ENGAGING WITH E-LEARNING: EMERGING EPISTEMOLOGIES AND INCREASED PEDAGOGIC VISION IN HIGHER EDUCATION (original) (raw)

This paper reports on part of a larger inquiry at a Higher Education Institution (HEI) into how engagement with elearning manifests itself in change in epistemology and pedagogy of lecturers in an Education Faculty. We explore possible reasons for varying engagement with e-learning, assuming that these reasons are located within the dimensions of the unit of analysis of the study, namely, lecturers' changing theories of knowledge and teaching in first encounters with e-learning. We argue that although lecturers delve into the 'shallow waters' of e-learning they do not do so in sufficient depth and resign themselves to the perpetuation of cognitivist, behaviourist and objectivist forms of knowledge without discovering more about the medium that could possibly liberate their restricted epistemologies.
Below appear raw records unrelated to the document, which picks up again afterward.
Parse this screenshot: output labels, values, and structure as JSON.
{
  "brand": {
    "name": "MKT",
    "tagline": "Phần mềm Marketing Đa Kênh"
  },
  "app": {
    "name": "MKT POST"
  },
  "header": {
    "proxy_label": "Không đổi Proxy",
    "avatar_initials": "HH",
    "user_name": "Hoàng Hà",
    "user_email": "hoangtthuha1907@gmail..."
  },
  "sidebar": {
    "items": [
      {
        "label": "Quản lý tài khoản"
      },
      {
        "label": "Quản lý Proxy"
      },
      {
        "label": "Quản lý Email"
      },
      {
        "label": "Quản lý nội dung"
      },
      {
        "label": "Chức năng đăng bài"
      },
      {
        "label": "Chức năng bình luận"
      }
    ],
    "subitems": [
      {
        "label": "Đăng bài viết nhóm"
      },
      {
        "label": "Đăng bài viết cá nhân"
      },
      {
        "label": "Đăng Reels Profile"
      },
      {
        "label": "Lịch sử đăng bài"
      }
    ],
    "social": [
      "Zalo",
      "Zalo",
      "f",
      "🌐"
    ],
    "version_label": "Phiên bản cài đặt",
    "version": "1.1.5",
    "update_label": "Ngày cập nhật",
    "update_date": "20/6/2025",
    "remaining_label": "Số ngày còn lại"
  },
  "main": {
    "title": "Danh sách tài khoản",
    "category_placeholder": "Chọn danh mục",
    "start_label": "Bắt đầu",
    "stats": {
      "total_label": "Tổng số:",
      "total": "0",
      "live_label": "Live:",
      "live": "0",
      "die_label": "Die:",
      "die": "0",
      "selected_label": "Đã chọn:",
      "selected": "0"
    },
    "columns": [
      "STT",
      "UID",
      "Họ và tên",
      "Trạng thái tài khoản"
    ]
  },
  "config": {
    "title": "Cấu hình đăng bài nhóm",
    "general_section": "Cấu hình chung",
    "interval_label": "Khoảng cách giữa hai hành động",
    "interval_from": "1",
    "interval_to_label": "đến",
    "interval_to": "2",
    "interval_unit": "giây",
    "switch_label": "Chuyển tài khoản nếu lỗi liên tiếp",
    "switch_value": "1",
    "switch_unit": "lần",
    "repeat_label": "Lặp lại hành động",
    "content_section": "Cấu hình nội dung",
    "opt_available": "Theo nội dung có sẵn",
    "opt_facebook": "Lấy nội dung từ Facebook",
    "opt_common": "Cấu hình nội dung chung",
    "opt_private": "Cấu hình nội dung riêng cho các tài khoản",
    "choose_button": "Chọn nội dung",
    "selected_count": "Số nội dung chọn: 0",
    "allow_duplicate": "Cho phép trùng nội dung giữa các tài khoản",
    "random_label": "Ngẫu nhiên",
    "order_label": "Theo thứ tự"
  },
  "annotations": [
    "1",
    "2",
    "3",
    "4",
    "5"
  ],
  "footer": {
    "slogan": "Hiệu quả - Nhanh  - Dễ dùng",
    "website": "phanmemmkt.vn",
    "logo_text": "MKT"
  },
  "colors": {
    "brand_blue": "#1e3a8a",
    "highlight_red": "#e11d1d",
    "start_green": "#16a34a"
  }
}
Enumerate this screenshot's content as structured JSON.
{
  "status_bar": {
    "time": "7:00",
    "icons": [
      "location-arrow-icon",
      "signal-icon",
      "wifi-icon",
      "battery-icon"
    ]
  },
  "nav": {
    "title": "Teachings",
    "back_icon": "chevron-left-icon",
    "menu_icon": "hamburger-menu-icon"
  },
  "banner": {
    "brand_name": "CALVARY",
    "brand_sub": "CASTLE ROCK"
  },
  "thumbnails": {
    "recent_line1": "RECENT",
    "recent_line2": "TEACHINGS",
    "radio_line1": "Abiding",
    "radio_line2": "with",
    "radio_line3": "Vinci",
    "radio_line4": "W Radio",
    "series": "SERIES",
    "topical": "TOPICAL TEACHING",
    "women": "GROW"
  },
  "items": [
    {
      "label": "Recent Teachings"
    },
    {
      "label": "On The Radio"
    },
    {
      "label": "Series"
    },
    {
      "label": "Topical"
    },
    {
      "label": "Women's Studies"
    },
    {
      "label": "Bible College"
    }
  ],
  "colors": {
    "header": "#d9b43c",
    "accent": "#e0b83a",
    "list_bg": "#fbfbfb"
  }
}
Moreover, those lecturers who experience epistemological and pedagogical change will develop and fill, if only emergently, some form of niche in their work environment. In doing so they begin to exemplify what refer to as "keystone species" in the establishment of learning and information ecologies in their workplace. Excerpts from personal narratives highlight the epistemological and pedagogical changes of nine such lecturers.